I advise all of my divorce clients to follow a simple rule: don’t consider marriage for a full two years following a divorce. It is fine to date, even to date exclusively and monogamously, but you should advise your partner that you need two years before that that subject can be considered. If you are on the rebound from a relationship other than a marriage, date but don’t consider making the new relationship permanent until you have dated at least as long as the previous relationship lasted. For example, if you broke up after 9 months, give yourself another 9 months to recover and be seeing things free of the influence of the past relationship.
What happens if my divorce client doesn't follow this excellent advice? I threaten them.

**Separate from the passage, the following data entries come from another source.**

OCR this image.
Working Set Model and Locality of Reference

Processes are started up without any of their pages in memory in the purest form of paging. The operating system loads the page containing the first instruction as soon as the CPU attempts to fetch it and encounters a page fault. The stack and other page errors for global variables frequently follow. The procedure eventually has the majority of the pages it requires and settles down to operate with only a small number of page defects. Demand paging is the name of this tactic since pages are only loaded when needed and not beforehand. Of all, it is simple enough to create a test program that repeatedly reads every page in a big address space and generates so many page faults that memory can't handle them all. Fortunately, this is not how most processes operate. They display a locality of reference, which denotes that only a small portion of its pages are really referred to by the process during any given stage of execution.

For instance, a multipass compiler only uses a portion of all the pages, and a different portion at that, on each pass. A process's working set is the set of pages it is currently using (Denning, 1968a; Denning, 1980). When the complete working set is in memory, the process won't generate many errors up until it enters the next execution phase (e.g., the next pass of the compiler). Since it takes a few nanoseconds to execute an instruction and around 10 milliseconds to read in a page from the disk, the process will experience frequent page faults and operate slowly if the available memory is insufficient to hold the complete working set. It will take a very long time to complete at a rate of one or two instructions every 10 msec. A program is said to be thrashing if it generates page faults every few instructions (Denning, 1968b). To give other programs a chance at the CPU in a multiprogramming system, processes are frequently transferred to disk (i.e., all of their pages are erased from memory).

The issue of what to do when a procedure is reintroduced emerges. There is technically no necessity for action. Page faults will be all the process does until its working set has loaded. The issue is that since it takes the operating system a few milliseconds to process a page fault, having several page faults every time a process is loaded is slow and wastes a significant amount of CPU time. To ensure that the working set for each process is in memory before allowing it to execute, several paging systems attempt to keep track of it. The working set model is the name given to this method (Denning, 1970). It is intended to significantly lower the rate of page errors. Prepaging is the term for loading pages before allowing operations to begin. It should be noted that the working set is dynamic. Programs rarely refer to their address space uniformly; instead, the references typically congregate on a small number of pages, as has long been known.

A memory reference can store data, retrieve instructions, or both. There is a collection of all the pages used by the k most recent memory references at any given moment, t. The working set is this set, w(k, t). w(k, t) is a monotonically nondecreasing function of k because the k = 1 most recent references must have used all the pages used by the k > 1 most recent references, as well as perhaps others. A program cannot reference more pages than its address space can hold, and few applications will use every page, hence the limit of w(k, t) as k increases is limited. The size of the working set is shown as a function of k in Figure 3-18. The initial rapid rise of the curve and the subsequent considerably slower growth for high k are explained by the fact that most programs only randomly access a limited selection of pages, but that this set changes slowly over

If I hear that they have violated this rule, I promise that a friend and I will kidnap them and drag them out into the woods, tie their face to a goat's ass, and beat the hell out of them. :) The threat is made facetiously, of course, and they laugh . . . but they get the point of what I am saying . . . sometimes. I have had a few clients come to me to handle a second divorce within a few years of the first divorce.
Why do I bother with this? Certainly, it is outside the realm of legal advice. I "bother" because I don't want them to make the same mistake that I made ten years ago . . . and I don't want you to make that same mistake, either.